Souvent, dans les lymphomes et autres cancers, les pathologistes utilisent l’immunohistochimie pour aider à évaluer le type de tumeur, le pronostic et le traitement.L’immunohistochimie consiste à utiliser des anticorps pour adhérer à des étiquettes ou des marqueurs particuliers en dehors des cellules cancéreuses.

Études chromosomiques

Les pathologistes peuvent effectuer des études moléculaires et chromosomiques pour examiner les réarrangements génétiques et les modifications spécifiques des chromosomes. Parfois, les gènes insérés ou supprimés sont en corrélation avec le pronostic. Les modifications génétiques présentes dans un échantillon de tissu cancéreux peuvent être héréditaires ou acquises.

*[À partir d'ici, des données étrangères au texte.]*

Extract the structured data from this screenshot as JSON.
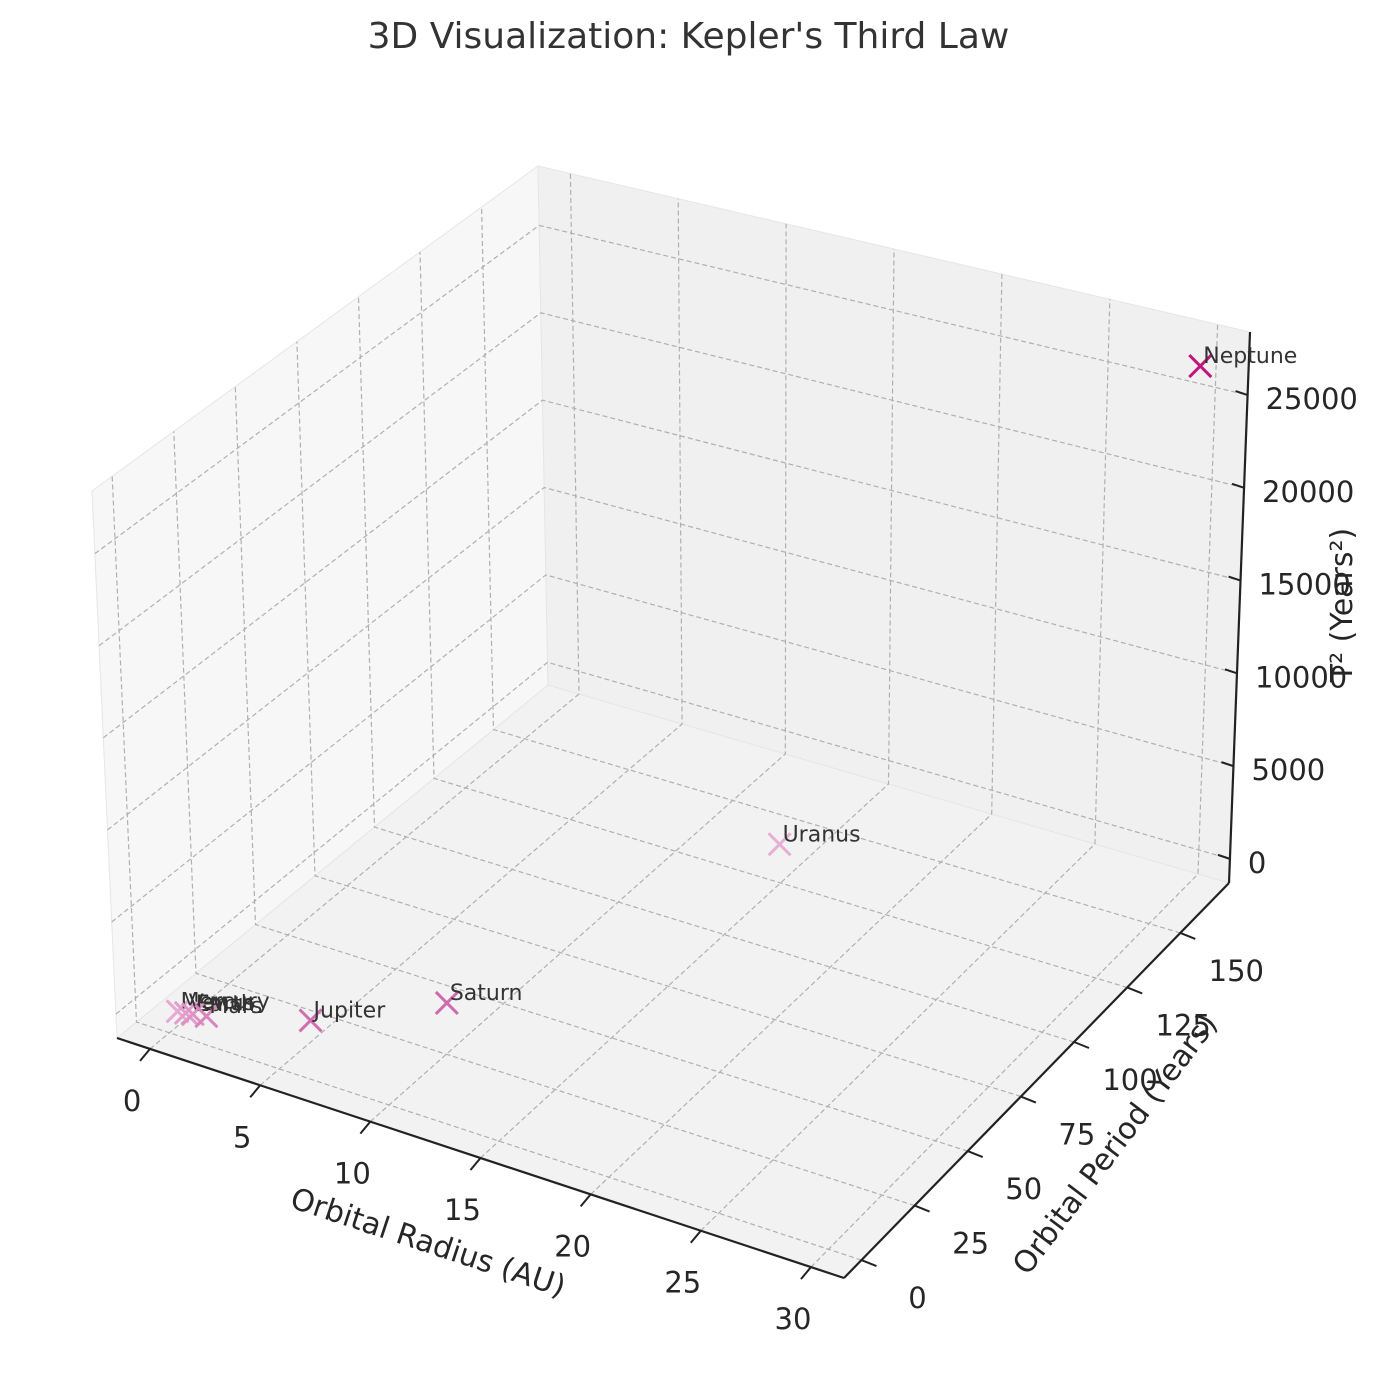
{
  "chart_data": {
    "type": "scatter",
    "projection": "3d",
    "title": "3D Visualization: Kepler's Third Law",
    "xlabel": "Orbital Radius (AU)",
    "ylabel": "Orbital Period (Years)",
    "zlabel": "T² (Years²)",
    "xlim": [
      -1.5,
      31.5
    ],
    "ylim": [
      -8.2,
      172.9
    ],
    "zlim": [
      -1300,
      28400
    ],
    "xticks": [
      0,
      5,
      10,
      15,
      20,
      25,
      30
    ],
    "yticks": [
      0,
      25,
      50,
      75,
      100,
      125,
      150
    ],
    "zticks": [
      0,
      5000,
      10000,
      15000,
      20000,
      25000
    ],
    "grid": true,
    "marker": "x",
    "series": [
      {
        "points": [
          {
            "label": "Mercury",
            "x": 0.39,
            "y": 0.24,
            "z": 0.06,
            "color": "#e7a8d2"
          },
          {
            "label": "Venus",
            "x": 0.72,
            "y": 0.62,
            "z": 0.38,
            "color": "#e39ccb"
          },
          {
            "label": "Earth",
            "x": 1.0,
            "y": 1.0,
            "z": 1.0,
            "color": "#df92c6"
          },
          {
            "label": "Mars",
            "x": 1.52,
            "y": 1.88,
            "z": 3.53,
            "color": "#d984bd"
          },
          {
            "label": "Jupiter",
            "x": 5.2,
            "y": 11.86,
            "z": 140.7,
            "color": "#d06eb0"
          },
          {
            "label": "Saturn",
            "x": 9.58,
            "y": 29.46,
            "z": 867.9,
            "color": "#cf6aae"
          },
          {
            "label": "Uranus",
            "x": 19.22,
            "y": 84.01,
            "z": 7057.7,
            "color": "#e6b0d5"
          },
          {
            "label": "Neptune",
            "x": 30.05,
            "y": 164.8,
            "z": 27159,
            "color": "#c0157f"
          }
        ]
      }
    ]
  }
}
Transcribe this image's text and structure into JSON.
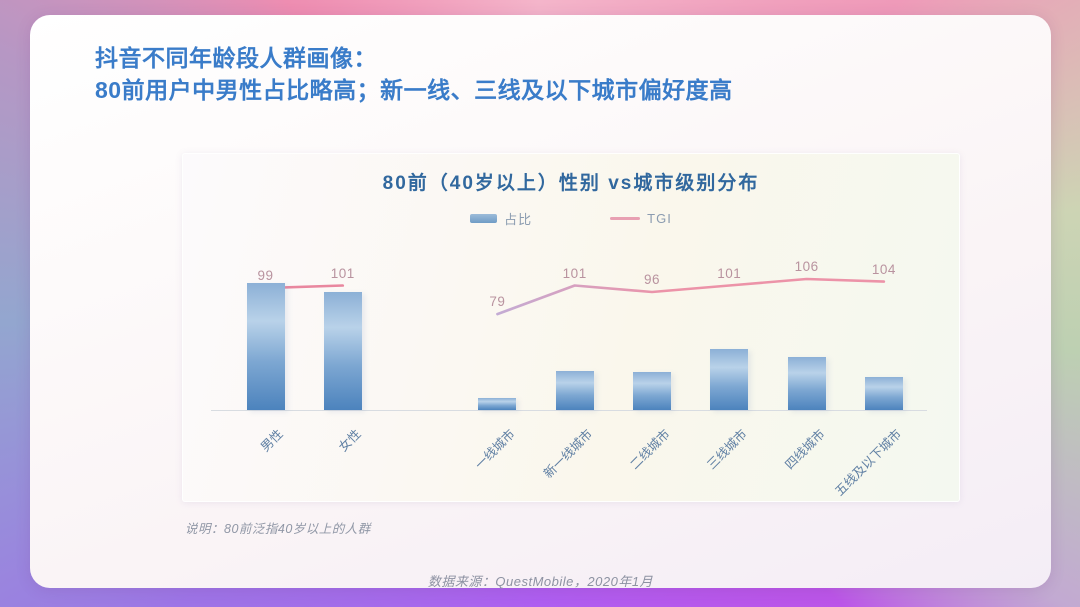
{
  "header": {
    "title_line1": "抖音不同年龄段人群画像：",
    "title_line2": "80前用户中男性占比略高；新一线、三线及以下城市偏好度高"
  },
  "chart": {
    "title": "80前（40岁以上）性别 vs城市级别分布",
    "legend": [
      {
        "label": "占比",
        "type": "bar",
        "color": "#7fa8cb"
      },
      {
        "label": "TGI",
        "type": "line",
        "color": "#e8a0b2"
      }
    ]
  },
  "chart_data": {
    "type": "bar+line",
    "title": "80前（40岁以上）性别 vs城市级别分布",
    "y_axis": "hidden (no tick labels shown; 占比 bar values estimated from bar heights, %)",
    "legend_position": "top-center",
    "groups": [
      {
        "name": "性别",
        "categories": [
          "男性",
          "女性"
        ],
        "series": [
          {
            "name": "占比",
            "unit": "%",
            "estimated": true,
            "values": [
              52,
              48
            ]
          },
          {
            "name": "TGI",
            "values": [
              99,
              101
            ]
          }
        ]
      },
      {
        "name": "城市级别",
        "categories": [
          "一线城市",
          "新一线城市",
          "二线城市",
          "三线城市",
          "四线城市",
          "五线及以下城市"
        ],
        "series": [
          {
            "name": "占比",
            "unit": "%",
            "estimated": true,
            "values": [
              5,
              16,
              15.5,
              25,
              21.5,
              13.5
            ]
          },
          {
            "name": "TGI",
            "values": [
              79,
              101,
              96,
              101,
              106,
              104
            ]
          }
        ]
      }
    ]
  },
  "footnote": "说明：80前泛指40岁以上的人群",
  "source": "数据来源：QuestMobile，2020年1月",
  "colors": {
    "headline_blue": "#3a7cc9",
    "chart_title_blue": "#31689e",
    "bar_gradient_top": "#8cb0d6",
    "bar_gradient_light": "#b9d2e9",
    "bar_gradient_bottom": "#4c83bd",
    "tgi_line_pink": "#ea93a8",
    "tgi_label_gray_pink": "#b9939f",
    "axis_label_blue_gray": "#5f7fa3",
    "frame_pink": "#ee8db1",
    "frame_green": "#bed0b2",
    "frame_purple": "#b55ae8",
    "frame_blue": "#93a6cf"
  }
}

Par exemple, dans la LLC, une partie spécifique d’un chromosome (17p) est perdue. En plus du chromosome manquant, un gène qui aide à supprimer le cancer est souvent perdu.

La délétion 17p est retrouvée chez environ 5 à 10 % des personnes atteintes de LLC. La LLC à délétion 17p est une forme de LLC plus difficile à traiter par chimiothérapie conventionnelle.

L’assembler
Les pathologistes peuvent utiliser des techniques pathologiques supplémentaires pour diagnostiquer le cancer. Par exemple, les techniques moléculaires examinent les protéines, les récepteurs et les gènes, ce qui aide à identifier les sous-types de cancer. L’immunohistochimie recherche des marqueurs sur les cellules cancéreuses pour déterminer le type de cancer dont souffre une personne et les études chromosomiques examinent les différences génétiques pour élaborer un pronostic.